Honoré Daumier, The Loge (1856-57)
Inaccettabile la condizione umana,
che finisce sempre in modo tragico,
se non si provvede a migliorarla.
Ed io lo sto facendo
con l’Eterno ritorno dello stesso.
Si dà scacco matto alla morte
in questo modo.
Si viene alla luce a recitare la commedia della vita.
Il teatro è il mondo, che ha la notte stellata per soffitto e il sole come lampada di interni. La Terra è il palcoscenico, il proscenio, la ribalta, dove si esibiscono gli attori e le comparse, ed è la platea, il loggione, i palchi dove stanno gli spettatori.
Su questo teatro ho recitato anch’io, ma ora che la mia parte sta finendo, mi accingo a passare dal palcoscenico alla platea, quindi da attore o comparsa mi volgo a diventare spettatore. In altre parole lascio il mondo delle Apparenze, quello dove si recita, e vado di là, oltre il sipario. Da quella parte si vede e non si è visti, si sente ma non si risponde. Il posto degli spettatori, insomma.
Ma dov’è questo oltre il sipario e cos’è? L’abbiamo già detto: è sulla Terra ed è la platea, il loggione, i palchi. Ma quando questa parte del teatro andiamo a cercarla, di norma non la troviamo, ci sono solo cartelli indicatori dove domina una parola: cimitero. E quando si arriva al cimitero si trovano solo tombe, lapidi e qualche raro visitatore. Perché lì ci sono solo i costumi dismessi e gli ornamenti abbandonati degli attori e delle comparse che sono usciti di scena, altro non si vede. E il resto, dunque, cioè la platea, il loggione, i palchi? E dove sono gli spettatori, senza i quali non avvengono le rappresentazioni? Non sono essi il vero motivo di ogni cosa? Non sono come il popolo nella Repubblica, come la folla a una festa, vale a dire ciò che è stabile e comune rispetto alle apparenze? E stabile e comune è l’Essere o Logos rispetto alle rappresentazioni che sono il molteplice e il mutamento, per cui gli si addicono anche questi nomi. “Bisogna seguire ciò che è comune” ha detto Eraclito. “Ma pur essendo questo Logos comune, la maggior parte degli uomini vivono come se avessero una loro propria particolare saggezza” (frammento 2). E Anassimandro ha chiamato quel principio Ápeiron, che è come il mare, e “tutte le onde che può dare il mare / stanno nel mare, ma sono illimitate”. Che è come il sonno e non c’è limite all’apparire e allo sparire dei sogni.
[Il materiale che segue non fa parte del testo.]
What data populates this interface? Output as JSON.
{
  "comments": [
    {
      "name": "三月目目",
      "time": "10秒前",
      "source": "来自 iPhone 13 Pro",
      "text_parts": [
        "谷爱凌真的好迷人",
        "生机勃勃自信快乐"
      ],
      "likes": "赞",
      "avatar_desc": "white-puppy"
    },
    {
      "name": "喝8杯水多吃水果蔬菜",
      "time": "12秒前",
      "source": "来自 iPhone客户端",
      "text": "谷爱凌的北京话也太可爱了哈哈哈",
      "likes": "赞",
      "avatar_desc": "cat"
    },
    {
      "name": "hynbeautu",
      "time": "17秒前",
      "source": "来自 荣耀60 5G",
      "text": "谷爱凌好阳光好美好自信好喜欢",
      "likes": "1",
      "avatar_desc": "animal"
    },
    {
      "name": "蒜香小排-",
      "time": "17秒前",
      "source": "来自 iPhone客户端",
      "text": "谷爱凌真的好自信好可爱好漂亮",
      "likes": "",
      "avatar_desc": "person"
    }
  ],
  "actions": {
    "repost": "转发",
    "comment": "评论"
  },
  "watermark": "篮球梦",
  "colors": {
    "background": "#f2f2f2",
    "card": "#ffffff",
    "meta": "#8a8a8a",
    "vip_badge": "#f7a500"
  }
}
Nomi dell’Essere, perciò, quel che è comune e Ápeiron.
Allora non è nella Casa dell’Essere che si doveva entrare dopo il cimitero, e perché non si entra?
Perché prima dell’ingresso c’è, appunto, il cimitero, che corrisponde a quel che è chiamato Abisso nel campo del pensiero, e c’è una Porta da aprire per passare. Ma ora tutto ciò è possibile: l’Abisso è stato superato, la Porta è stata aperta e il cammino può continuare in modo chiaro e distinto.
Dove andrò io, dunque, quando fra non molto avrò terminato la mia parte sul palcoscenico della vita? Andrò in cimitero, dove lascerò le mie spoglie. Ecco dove andrò. E lì davvero tutto finisce per gli occhi che vedevano, per le mani che toccavano, per le orecchie che sentivano, per i nasi e le bocche che coglievano odori e sapori.
A questo punto, il mio cammino continuerà nell’invisibile e nel silenzio fino alla platea, o palco, o loggione, a prendere posto.
E starò lì ad aspettare che nell’eterno ritorno dello stesso si ripresentino quelle parti della commedia della vita che ho recitato con cuore e mente, che ho visto e voglio rivedere.
Per rivederle ho camminato sessant’anni e “sette verghe di ferro ho logorate per appoggiarmi nel fatale andare”.
Andrò a incontrare Isabella per il pendio in fiore che alla chiesetta conduce, come l’astronomo aspetta la sua stella in cielo nel tempo e nel luogo stabiliti.